Material and Methods
PSMA7 was identified using publicly available mRNA profiling data of two cohorts of patients with primary glioma from the CGGA database. PSMA7 was functionally validated in vitro using RNAi-mediated knockdown (KD) approaches and IDHwt GBM cell lines. Stable cell lines with shRNA-mediated PSMA7 KD were generated. Protein expression was quantified by Western blot analysis. Cell viability was assessed by MTS or ATP assays. A biological irradiator was used to treat cells with IR in vitro to evaluate response to radiation.
Results
Primary glioma patients with IDHwt tumors had higher PSMA7 mRNA levels compared to those from patients with IDH mutant (IDHmut) tumors. Furthermore, PSMA7 mRNA levels increased as the tumor grade increased in IDHwt primary gliomas. Importantly, patients with primary IDHwt glioma and high PSMA7 mRNA levels (median split) had worse overall survival than patients with low PSMA7 mRNA levels. We found that RNAi-mediated KD of PSMA7 in IDHwt GBM cells increased IR-induced cell death in vitro.

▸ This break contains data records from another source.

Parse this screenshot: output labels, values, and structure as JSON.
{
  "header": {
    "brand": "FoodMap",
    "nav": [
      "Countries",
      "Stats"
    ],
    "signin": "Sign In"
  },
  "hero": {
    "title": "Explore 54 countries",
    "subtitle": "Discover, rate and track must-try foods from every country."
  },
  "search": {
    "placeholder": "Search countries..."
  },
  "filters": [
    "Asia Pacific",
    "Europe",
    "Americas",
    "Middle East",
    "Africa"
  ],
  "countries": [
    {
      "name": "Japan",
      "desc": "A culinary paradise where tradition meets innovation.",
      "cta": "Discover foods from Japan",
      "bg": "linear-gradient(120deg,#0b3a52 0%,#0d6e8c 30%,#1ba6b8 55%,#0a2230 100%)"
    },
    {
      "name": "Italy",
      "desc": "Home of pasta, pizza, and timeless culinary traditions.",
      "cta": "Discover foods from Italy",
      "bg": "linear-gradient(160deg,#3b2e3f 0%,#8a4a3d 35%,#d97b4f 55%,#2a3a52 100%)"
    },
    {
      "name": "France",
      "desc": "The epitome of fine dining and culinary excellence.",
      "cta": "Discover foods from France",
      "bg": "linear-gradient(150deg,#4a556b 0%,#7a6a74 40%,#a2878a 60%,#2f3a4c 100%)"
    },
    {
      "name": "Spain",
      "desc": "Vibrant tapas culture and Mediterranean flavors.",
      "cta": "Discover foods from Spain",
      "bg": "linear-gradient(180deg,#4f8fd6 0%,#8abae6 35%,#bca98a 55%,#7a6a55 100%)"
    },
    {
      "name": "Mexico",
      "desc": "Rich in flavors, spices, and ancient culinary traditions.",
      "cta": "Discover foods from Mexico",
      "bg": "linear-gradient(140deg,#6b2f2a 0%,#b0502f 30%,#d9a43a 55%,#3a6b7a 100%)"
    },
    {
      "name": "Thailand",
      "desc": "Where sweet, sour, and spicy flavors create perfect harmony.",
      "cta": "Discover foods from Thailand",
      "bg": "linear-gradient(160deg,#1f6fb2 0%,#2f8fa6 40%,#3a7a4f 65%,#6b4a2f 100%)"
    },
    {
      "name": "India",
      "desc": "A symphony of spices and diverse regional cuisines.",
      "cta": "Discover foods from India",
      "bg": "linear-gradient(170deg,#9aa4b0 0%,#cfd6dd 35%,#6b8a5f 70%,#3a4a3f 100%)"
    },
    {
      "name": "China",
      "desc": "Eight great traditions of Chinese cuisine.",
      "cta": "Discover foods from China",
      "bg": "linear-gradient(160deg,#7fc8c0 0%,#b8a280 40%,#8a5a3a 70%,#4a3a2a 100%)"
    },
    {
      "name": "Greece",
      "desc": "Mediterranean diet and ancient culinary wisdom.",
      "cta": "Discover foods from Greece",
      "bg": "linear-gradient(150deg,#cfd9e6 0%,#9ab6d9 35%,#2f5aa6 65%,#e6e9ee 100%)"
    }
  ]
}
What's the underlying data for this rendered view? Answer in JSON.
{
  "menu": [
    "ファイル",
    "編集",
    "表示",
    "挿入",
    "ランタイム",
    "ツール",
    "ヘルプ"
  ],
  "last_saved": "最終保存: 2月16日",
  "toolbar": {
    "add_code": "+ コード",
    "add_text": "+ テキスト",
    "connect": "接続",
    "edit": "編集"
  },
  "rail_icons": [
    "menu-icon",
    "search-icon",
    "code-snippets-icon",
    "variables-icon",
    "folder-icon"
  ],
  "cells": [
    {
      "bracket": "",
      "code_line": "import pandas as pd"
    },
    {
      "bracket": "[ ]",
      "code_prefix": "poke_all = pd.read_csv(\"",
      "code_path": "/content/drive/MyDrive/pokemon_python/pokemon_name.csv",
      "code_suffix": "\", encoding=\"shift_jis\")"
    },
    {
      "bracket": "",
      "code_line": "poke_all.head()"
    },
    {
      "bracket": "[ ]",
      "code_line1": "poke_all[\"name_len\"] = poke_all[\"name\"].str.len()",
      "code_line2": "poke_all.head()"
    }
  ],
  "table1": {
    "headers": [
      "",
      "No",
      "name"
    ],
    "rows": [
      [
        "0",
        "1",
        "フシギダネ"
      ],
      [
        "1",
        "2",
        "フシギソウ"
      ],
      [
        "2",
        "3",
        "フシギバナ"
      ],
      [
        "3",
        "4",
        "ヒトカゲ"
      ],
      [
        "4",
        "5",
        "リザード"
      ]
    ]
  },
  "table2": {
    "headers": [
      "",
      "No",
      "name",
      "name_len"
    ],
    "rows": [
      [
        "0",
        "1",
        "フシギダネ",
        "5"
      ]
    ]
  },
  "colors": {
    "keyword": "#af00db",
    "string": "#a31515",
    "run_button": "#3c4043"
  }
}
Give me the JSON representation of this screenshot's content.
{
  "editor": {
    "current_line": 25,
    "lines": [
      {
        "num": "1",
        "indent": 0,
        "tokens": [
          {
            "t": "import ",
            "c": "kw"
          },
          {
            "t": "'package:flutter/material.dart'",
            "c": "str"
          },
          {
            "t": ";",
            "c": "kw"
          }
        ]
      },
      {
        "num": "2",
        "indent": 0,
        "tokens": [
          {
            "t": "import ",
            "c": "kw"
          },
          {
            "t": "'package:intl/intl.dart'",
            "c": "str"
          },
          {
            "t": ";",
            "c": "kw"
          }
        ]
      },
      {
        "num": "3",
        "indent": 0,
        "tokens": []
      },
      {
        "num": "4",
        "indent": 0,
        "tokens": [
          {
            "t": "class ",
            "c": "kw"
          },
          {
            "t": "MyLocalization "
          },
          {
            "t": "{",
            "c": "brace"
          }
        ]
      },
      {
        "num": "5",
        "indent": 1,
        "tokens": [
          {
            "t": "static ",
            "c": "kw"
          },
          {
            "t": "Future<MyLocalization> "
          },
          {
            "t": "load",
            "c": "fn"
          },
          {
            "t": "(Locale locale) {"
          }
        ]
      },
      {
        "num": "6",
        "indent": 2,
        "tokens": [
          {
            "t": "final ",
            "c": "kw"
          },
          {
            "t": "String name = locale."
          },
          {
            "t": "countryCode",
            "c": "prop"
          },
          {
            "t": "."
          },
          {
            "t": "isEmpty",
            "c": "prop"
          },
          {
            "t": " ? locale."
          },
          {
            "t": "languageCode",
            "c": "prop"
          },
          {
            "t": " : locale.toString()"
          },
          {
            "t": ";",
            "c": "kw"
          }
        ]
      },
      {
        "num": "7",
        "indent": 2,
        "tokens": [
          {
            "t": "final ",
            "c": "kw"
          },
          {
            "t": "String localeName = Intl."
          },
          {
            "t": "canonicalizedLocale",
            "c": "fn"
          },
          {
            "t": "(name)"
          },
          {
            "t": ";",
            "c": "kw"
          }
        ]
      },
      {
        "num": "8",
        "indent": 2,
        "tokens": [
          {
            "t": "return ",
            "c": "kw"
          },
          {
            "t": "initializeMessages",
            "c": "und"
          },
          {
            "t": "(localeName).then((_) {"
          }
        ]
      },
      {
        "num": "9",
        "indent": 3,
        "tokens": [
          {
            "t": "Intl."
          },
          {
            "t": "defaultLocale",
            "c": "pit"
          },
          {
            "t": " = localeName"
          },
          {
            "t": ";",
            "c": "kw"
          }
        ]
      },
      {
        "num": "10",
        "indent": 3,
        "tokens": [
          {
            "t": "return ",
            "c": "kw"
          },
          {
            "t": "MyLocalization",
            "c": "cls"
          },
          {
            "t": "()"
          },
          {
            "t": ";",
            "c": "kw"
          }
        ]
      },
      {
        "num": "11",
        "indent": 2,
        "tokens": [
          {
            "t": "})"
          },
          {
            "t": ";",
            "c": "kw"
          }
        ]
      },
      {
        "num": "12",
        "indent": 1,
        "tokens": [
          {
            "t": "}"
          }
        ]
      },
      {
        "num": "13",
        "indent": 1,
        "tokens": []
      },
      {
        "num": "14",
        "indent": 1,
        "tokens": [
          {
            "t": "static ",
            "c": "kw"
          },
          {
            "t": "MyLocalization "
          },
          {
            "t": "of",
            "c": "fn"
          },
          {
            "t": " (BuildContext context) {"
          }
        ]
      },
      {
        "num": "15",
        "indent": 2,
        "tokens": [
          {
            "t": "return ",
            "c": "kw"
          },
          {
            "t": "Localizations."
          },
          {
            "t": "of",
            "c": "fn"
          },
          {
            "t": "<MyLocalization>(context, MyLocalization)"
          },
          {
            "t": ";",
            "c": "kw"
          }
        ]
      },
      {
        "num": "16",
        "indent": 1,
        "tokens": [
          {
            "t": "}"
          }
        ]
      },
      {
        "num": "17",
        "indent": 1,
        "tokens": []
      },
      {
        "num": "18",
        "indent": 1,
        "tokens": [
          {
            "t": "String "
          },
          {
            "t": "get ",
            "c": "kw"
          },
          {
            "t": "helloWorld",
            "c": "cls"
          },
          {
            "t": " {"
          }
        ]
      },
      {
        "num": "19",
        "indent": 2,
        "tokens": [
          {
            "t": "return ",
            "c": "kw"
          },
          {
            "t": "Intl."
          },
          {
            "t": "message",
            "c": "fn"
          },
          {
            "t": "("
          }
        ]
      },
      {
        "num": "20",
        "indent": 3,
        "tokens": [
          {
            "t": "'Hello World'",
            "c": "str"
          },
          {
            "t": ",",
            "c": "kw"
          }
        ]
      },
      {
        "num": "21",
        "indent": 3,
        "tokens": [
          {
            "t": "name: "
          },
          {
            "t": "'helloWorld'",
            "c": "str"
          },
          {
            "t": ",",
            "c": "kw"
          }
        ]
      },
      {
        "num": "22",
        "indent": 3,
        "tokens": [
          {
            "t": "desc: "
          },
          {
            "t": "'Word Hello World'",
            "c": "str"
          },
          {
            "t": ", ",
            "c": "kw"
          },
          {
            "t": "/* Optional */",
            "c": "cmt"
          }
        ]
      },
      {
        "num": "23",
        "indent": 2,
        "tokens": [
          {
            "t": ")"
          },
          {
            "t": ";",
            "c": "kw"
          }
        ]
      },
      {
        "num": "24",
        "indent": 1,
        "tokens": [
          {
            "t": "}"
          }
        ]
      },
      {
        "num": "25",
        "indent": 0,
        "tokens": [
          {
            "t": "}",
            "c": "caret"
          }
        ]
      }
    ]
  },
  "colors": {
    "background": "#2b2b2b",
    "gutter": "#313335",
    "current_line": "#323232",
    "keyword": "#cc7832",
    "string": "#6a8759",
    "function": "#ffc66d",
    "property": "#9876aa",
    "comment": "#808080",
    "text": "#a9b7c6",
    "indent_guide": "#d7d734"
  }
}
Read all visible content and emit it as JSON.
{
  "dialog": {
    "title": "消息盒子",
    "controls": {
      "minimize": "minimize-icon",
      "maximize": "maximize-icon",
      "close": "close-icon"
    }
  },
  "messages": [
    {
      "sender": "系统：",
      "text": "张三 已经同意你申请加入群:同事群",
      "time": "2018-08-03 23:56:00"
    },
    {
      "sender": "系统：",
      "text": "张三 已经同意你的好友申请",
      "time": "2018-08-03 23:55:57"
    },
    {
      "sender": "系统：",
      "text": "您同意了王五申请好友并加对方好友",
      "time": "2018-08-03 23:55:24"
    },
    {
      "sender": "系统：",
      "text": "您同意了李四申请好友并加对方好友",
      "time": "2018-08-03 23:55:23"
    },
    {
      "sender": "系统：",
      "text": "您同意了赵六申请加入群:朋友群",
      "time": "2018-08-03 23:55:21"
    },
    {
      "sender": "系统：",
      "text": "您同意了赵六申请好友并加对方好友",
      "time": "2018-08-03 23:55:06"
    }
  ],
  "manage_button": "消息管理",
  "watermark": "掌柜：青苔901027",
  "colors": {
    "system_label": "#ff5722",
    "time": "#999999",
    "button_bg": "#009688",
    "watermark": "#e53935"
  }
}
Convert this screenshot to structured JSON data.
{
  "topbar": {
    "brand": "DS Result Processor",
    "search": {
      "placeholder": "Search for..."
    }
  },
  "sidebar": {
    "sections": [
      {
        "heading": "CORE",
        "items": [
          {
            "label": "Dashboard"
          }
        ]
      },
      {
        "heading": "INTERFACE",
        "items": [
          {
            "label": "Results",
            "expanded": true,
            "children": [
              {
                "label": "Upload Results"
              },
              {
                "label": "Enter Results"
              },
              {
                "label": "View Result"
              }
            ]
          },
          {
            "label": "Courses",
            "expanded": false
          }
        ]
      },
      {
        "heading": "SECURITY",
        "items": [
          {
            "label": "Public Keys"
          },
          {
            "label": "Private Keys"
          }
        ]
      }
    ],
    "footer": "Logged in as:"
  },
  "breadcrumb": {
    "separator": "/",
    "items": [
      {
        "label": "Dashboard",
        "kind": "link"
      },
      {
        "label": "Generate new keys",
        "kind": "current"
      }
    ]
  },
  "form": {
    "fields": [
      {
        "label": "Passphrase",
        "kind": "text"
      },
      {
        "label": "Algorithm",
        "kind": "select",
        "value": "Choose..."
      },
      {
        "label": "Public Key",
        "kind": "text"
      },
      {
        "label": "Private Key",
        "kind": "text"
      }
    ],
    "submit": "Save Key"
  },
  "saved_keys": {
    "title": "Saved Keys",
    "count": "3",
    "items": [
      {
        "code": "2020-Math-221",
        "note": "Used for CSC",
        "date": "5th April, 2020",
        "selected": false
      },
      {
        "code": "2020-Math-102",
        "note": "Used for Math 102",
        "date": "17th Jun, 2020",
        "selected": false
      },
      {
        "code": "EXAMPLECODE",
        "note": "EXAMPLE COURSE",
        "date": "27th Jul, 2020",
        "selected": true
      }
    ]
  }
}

Additionally, IDHwt GBM cells with PSMA7 KD had prolonged expression of γ-H2AX after treatment with IR. Also, IDHwt GBM cells with PSMA7 KD demonstrated lower cell viability when treated with TMZ in vitro. Collectively, RNAi-mediated silencing of PSMA7 expression enhanced the sensitivity of GBM cells to IR and TMZ.
Conclusion
Though PSMA7 is part of the proteasome, it has proteasome-independent protein-protein interactions that are potentially targetable for improving response of GBM to the current standard of care.